As someone who was an overachiever in high school, I was always exempt from my finals, so I have absolutely no clue how to take a comprehensive exam. Or an exam that counts for a ridiculously high percentage of my final grade. This, paired with the fact that I also have no idea how to study, makes for a very interesting first finals week.
So here’s the breakdown of my finals week according to my schedule of 16 hours and 5 classes:
Due to an unfortunate attendance error on my part, (who knew you have to go to class to pass it??) I did not have to take my french final, seeing as I’m going to fail no matter what and it would just be a waste of my time. So that takes out one final.
Pilates doesn’t have a final seeing as it’s ya know, pilates, so that takes out another final.
My “final” for comp 2, the absolute joke of a class that I only had to take because my AP Lit teacher ill prepared all of us for the AP test and therefore I definitely did not get the 5 on the test I needed in order to get credit, was a poster. A literal poster. Not even a paper, a tri-fold poster with glitter glue on it. So that takes out yet another final.
So now it comes down to my remaining two classes: understanding art and mass communications: two classes I definitely did not want to take a comprehensive final for.
My understanding art final was actually a make up exam from September, but don’t be fooled. It was a pain in the ass. While studying more may have helped slightly, unless I magically developed a photographic memory and stared at my textbook I was not going to do well on this exam. And plot twist: I didn’t. My grade hasn’t been returned to me, as my professor is extremely old school and doesn’t post grades on D2L, a quality I once found charming (during syllabus week, of course), butI can tell you right now I didn’t get any higher than a 70 on that exam, adding to the wonderful line up of exam grades that read as follows: 44% on exam 2 and 78% on exam three. I probably needed like a 300% on exam 1 in order to get a decent grade in the class, so now I’m just hoping for a high D. If only high school me could see me now.
I have yet to take my mass communications final, but while studying for it (the night before) I have realized that I did not retain any of the information from the following exams and now have to reteach it to myself in the 14 hours I have before my exam tomorrow. But, I expect to make at lowest a B, bringing my overall grade to either a high B or low A. So that could be worse.

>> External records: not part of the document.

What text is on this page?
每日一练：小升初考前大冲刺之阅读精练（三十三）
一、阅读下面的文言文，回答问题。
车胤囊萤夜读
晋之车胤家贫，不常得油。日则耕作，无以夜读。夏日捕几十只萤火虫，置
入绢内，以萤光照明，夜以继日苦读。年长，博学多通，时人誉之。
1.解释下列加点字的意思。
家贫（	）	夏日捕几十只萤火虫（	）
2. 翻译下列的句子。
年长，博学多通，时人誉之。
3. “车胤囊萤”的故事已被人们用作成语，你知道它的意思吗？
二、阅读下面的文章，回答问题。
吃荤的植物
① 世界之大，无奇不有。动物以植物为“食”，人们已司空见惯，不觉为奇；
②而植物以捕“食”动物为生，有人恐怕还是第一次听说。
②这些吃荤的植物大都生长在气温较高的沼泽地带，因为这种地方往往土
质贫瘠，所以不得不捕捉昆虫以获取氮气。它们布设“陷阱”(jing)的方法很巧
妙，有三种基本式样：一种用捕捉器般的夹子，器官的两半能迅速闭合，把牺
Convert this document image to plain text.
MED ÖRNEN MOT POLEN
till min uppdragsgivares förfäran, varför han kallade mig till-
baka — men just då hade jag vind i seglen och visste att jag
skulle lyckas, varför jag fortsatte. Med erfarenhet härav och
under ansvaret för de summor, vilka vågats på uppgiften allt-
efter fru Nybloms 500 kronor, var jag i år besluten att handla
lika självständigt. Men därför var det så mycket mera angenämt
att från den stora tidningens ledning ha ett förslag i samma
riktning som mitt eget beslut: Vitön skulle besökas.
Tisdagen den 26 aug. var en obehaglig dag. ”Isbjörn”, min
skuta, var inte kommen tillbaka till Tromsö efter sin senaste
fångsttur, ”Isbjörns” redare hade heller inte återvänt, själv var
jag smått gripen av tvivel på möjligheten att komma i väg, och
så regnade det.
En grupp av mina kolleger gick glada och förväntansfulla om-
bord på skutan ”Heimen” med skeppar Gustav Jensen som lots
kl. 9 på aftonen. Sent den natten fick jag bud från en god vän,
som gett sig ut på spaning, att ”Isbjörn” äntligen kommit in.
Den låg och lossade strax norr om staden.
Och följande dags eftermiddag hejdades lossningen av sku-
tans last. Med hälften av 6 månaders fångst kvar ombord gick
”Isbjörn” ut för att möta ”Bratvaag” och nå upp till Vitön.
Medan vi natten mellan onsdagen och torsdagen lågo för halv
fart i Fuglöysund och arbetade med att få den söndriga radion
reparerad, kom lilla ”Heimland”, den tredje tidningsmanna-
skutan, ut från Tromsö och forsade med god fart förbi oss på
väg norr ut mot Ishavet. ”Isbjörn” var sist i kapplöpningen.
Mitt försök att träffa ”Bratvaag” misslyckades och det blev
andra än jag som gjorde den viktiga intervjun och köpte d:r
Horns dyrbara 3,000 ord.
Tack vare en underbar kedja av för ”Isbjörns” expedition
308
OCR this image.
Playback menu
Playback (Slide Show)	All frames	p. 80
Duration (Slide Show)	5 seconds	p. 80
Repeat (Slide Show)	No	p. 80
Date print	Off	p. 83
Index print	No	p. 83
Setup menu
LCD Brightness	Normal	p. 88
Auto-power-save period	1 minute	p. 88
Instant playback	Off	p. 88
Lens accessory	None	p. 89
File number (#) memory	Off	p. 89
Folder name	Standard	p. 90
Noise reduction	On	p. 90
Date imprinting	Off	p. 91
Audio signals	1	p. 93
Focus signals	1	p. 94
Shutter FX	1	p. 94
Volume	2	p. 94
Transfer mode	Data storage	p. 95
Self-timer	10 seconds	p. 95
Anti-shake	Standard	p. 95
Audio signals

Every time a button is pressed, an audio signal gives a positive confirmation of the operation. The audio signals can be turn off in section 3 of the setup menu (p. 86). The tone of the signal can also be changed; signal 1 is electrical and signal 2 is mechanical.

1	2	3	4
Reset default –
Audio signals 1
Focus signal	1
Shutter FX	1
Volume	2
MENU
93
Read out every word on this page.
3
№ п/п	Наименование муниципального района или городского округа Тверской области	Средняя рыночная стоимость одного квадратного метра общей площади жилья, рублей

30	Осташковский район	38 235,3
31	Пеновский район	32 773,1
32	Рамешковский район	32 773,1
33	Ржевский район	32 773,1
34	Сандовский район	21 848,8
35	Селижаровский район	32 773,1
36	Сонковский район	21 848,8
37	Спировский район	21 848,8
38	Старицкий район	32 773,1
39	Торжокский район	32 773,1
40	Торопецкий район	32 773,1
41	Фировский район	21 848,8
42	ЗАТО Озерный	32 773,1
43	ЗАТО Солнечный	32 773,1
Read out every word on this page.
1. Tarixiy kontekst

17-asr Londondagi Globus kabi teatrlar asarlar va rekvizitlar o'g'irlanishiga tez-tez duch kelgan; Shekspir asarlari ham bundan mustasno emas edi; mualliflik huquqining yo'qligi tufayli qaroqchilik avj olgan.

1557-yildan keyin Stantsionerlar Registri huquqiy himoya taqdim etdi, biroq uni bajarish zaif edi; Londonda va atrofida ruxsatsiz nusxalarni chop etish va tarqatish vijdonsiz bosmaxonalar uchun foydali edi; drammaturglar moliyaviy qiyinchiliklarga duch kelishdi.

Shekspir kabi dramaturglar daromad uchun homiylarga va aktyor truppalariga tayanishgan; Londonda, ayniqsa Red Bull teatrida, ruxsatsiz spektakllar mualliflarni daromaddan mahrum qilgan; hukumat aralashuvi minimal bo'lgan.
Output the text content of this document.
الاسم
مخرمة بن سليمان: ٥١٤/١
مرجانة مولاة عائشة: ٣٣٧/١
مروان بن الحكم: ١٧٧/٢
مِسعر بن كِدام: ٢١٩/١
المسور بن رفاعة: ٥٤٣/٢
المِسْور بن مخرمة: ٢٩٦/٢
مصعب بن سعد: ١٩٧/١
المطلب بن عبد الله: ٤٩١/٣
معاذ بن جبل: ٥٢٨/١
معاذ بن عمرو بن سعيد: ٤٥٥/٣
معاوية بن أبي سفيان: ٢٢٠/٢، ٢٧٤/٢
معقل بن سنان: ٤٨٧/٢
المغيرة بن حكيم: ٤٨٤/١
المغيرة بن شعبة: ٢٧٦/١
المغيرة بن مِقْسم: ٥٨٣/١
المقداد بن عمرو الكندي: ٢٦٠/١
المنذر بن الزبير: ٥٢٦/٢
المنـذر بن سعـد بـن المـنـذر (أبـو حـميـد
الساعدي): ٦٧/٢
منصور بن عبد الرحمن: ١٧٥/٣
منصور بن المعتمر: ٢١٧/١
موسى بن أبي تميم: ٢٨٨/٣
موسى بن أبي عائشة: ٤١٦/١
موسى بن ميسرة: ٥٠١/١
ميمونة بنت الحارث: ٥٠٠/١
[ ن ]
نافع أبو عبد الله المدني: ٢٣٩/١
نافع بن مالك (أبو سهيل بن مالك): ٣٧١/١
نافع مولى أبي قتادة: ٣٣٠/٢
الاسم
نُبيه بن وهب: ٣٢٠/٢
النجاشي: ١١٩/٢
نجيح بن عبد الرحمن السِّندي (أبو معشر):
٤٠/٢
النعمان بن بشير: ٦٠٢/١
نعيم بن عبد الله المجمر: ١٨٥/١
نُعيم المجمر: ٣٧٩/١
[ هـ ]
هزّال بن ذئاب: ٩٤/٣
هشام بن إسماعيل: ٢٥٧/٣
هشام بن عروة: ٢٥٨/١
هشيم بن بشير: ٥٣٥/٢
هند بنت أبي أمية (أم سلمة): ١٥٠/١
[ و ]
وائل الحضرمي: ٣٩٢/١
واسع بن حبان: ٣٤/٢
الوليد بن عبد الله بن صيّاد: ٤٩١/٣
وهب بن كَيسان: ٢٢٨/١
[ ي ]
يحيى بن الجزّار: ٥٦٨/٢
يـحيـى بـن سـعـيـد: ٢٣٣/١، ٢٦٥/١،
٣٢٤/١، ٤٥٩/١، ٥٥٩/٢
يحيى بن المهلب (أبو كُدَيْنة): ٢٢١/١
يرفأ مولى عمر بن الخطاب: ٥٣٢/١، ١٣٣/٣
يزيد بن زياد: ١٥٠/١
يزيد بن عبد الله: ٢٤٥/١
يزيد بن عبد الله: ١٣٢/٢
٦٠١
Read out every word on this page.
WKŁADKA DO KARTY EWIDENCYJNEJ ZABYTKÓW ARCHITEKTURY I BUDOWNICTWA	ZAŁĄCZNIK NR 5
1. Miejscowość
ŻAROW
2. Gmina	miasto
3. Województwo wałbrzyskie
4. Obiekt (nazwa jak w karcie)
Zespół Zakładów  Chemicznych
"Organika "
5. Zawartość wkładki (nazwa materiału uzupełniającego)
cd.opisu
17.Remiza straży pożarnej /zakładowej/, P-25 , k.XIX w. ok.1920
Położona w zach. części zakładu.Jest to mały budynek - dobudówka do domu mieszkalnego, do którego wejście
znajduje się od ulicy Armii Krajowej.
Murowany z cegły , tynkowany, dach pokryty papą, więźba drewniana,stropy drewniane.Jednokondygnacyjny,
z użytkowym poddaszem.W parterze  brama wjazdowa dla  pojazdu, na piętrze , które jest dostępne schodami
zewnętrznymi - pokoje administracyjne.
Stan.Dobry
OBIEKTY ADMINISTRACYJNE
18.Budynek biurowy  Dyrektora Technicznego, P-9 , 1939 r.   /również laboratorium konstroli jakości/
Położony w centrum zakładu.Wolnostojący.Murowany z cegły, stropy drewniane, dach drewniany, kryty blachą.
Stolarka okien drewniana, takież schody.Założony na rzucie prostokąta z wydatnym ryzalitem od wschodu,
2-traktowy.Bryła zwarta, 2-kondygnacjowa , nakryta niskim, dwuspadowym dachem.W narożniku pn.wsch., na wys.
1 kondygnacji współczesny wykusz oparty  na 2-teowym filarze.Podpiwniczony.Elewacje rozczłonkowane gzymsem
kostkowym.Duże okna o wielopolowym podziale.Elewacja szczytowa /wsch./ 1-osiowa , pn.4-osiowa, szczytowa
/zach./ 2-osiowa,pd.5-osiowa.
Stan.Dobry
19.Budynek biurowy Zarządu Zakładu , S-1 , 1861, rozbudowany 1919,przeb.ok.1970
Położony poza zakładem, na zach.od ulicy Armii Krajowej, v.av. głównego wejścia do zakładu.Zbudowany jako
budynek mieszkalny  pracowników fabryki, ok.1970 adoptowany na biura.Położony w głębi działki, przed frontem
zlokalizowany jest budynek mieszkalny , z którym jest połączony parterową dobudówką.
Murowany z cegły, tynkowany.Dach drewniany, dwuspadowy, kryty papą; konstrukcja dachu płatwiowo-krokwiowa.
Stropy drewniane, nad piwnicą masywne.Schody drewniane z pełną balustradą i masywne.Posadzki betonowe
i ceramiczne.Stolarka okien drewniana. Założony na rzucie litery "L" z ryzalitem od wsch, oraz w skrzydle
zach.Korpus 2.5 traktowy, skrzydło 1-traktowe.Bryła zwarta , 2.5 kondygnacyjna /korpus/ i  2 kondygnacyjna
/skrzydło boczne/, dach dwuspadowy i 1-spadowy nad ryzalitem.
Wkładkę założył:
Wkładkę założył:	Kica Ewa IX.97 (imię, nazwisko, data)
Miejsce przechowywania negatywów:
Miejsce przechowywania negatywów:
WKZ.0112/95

My whole experience with OU finals week has taught me a lot of valuable information that I will take with me into my next semester.
1. fucking go to class
When everyone tells you to go to class, don’t brush them off and say you don’t need to. You need to. Even if you have a 98% in the class, if it takes attendance and you miss 15 days by some act of God, you are so absolutely fucked. I know your bed is warm and your 10:30 is all the way across campus, BUT YOU NEED TO GO. Take it from me. Learn from my mistake. Go to class.
2. do not take two honors classes at the same time
This isn’t so much information I learned myself, but that was handed down to me by someone far wiser than I. If you’re planning to take 18 hours, two of which are honors classes, while working a part time job at which you typically work 20 hours, while also interning at the school newspaper, don’t. Rethink your life, dumb ass. You couldn’t even make it to french every day, do not take two honors classes your second semester of college while doing everything else imaginable. It can wait until your senior year. Thankfully I have wonderful people in my life that gave me that reality check before it was too late and I was halfway into the semester having a mental breakdown so large it would register on the Richter scale. So don’t do that either. We can not do that together, like an anti suicide pact that saves our mental health.
3. schedule yourself a lunch break
You make think you can make it to 2:30 to eat lunch while also not eating breakfast but homie you are WRONG. You can’t make it and also you will never remember to throw a granola bar in your backpack so just do yourself a solid and schedule yourself at least 40 minutes around 11 or 12 to run to the union and grab something to eat and probably some coffee, because let’s face it, you need a little motivation to get your ass to class.
4. fucking go to class
That’s how important this one is. I put it in here twice. Go to class, idiot. (side note, this is me to myself, I am the idiot. You are not. You are beautiful and lovely and very intelligent. And I love what you’ve done with your hair today)
5. get to know your professors
The better your professors know you, the more likely they are to bump your grade up just a smidge and cut you some slack when you miss class. Especially if there’s some sort of outside reason for why you didn’t do something, i.e. you were so depressed you couldn’t get out of bed that day, just explain it to your professor and they’ll usually understand. Professors are people too.
On that note, I’m going to get back to studying. Good luck to all of you taking finals currently and fuck you to those who have already finished. Just kidding, I love you. I didn’t mean it. Stop walking away from me and let me love you.Have a wonderful break, all you college students. You deserve it.